The ship put about at once, and on the following Sunday morning, Lord Delaware stepped ashore at Jamestown, and, falling to his knees, thanked God that he had been in time to save Virginia. He proceeded at once to place the colony upon a new and sounder basis, and it was never again in danger of extinction, though Jamestown itself was finally abandoned as unsuited to a settlement on account of its malarious atmosphere. But Virginia itself grew apace into one of the greatest of England's colonies in America.
John Smith himself never returned to Virginia. In 1614, he explored the coast south of the Penobscot, giving it the name it still bears, New England. A year later, while on another expedition, he was captured by the French and forced to serve against the Spaniards. Broken in health and fortune, he spent his remaining years in London, dying there in 1631. There is a portrait of him, showing him as a handsome, bearded man, with nose and mouth bespeaking will and spirit—just such a man as one would imagine this gallant soldier of fortune to have been.
While the English, under the guiding hand of John Smith, were fighting desperately to maintain themselves upon the James, the French were struggling to the same purpose and no less desperately along the St. Lawrence. We have seen how Jacques Cartier explored and named that region, but civil and religious wars in France put an end to plans of colonization for half a century, and it was not until 1603 that Samuel Champlain, the founder of New France, and one of the noblest characters in American history, embarked for the New World.
Samuel Champlain was born at Brouage about 1567, the son of a sea-faring father, and his early years were spent upon the sea. He served in the army of the Fourth Henry, and after the peace with Spain, made a voyage to Mexico. Upon his return to France in 1603, he found a fleet preparing to sail to Canada, and at once joined it. Some explorations were made of the St.

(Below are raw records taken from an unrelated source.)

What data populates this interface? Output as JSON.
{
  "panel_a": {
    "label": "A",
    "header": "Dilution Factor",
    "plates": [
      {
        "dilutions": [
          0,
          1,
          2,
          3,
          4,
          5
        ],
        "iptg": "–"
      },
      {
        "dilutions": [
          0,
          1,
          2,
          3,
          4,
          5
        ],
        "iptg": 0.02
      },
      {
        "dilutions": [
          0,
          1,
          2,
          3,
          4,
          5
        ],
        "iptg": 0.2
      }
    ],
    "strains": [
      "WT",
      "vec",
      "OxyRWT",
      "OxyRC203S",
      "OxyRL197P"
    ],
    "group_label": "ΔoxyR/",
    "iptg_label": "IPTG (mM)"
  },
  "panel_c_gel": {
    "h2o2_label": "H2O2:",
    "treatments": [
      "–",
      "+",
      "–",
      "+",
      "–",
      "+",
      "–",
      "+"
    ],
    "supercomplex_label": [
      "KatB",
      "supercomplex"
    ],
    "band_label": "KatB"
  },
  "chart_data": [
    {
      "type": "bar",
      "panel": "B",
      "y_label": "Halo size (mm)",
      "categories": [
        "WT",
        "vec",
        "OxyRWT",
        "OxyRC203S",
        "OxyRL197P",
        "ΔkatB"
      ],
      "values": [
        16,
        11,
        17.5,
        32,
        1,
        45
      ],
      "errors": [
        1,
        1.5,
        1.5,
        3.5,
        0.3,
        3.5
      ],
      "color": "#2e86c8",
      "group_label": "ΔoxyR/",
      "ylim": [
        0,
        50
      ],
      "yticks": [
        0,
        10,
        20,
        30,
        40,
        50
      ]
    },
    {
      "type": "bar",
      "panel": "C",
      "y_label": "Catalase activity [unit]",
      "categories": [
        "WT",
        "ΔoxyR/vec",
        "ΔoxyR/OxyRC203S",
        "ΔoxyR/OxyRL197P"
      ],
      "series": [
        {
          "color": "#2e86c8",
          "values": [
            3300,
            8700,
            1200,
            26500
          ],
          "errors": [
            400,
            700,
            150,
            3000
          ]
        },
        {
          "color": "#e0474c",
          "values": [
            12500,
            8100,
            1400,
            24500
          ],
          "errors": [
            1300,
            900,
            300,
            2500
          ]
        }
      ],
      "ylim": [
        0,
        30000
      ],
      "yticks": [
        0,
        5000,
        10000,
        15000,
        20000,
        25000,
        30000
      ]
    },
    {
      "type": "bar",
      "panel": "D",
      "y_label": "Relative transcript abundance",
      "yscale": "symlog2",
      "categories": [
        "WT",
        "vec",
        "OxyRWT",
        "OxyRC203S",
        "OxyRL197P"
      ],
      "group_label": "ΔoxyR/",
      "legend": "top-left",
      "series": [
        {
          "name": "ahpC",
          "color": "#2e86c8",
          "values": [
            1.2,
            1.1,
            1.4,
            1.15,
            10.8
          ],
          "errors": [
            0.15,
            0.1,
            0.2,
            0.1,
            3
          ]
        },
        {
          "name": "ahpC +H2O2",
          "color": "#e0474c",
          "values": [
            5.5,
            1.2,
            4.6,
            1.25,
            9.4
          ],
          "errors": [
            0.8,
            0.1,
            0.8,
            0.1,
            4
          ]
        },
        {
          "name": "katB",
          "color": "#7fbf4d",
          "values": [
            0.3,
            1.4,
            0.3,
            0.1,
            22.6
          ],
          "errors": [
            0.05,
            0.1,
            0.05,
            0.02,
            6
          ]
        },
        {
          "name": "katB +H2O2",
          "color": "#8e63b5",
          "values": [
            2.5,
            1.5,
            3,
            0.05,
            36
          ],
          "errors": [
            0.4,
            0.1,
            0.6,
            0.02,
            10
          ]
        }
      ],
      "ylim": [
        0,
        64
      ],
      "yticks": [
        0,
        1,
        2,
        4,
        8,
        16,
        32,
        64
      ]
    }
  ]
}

Lawrence, but the fleet returned to France within the year, without accomplishing anything in the way of colonization. Another expedition in the following year saw the founding of Port Royal, while Champlain made a careful exploration of the New England coast, but he found nothing that attracted him as did the mighty river to the north. Thither, in 1608, he went, and sailing up the river to a point where a mighty promontory rears its head, disembarked and erected the first rude huts of the city which he called by the Indian name of Quebec, or "The Narrows." A wooden wall was built, mounting a few small cannon and loopholed for musketry, and the conquest of Canada had begun. A magnificent cargo of furs was dispatched to France, and Champlain and twenty-eight men were left to winter at Quebec. When spring came, only nine were left alive, but reinforcements and supplies soon arrived, and Champlain arranged to proceed into the interior and explore the country.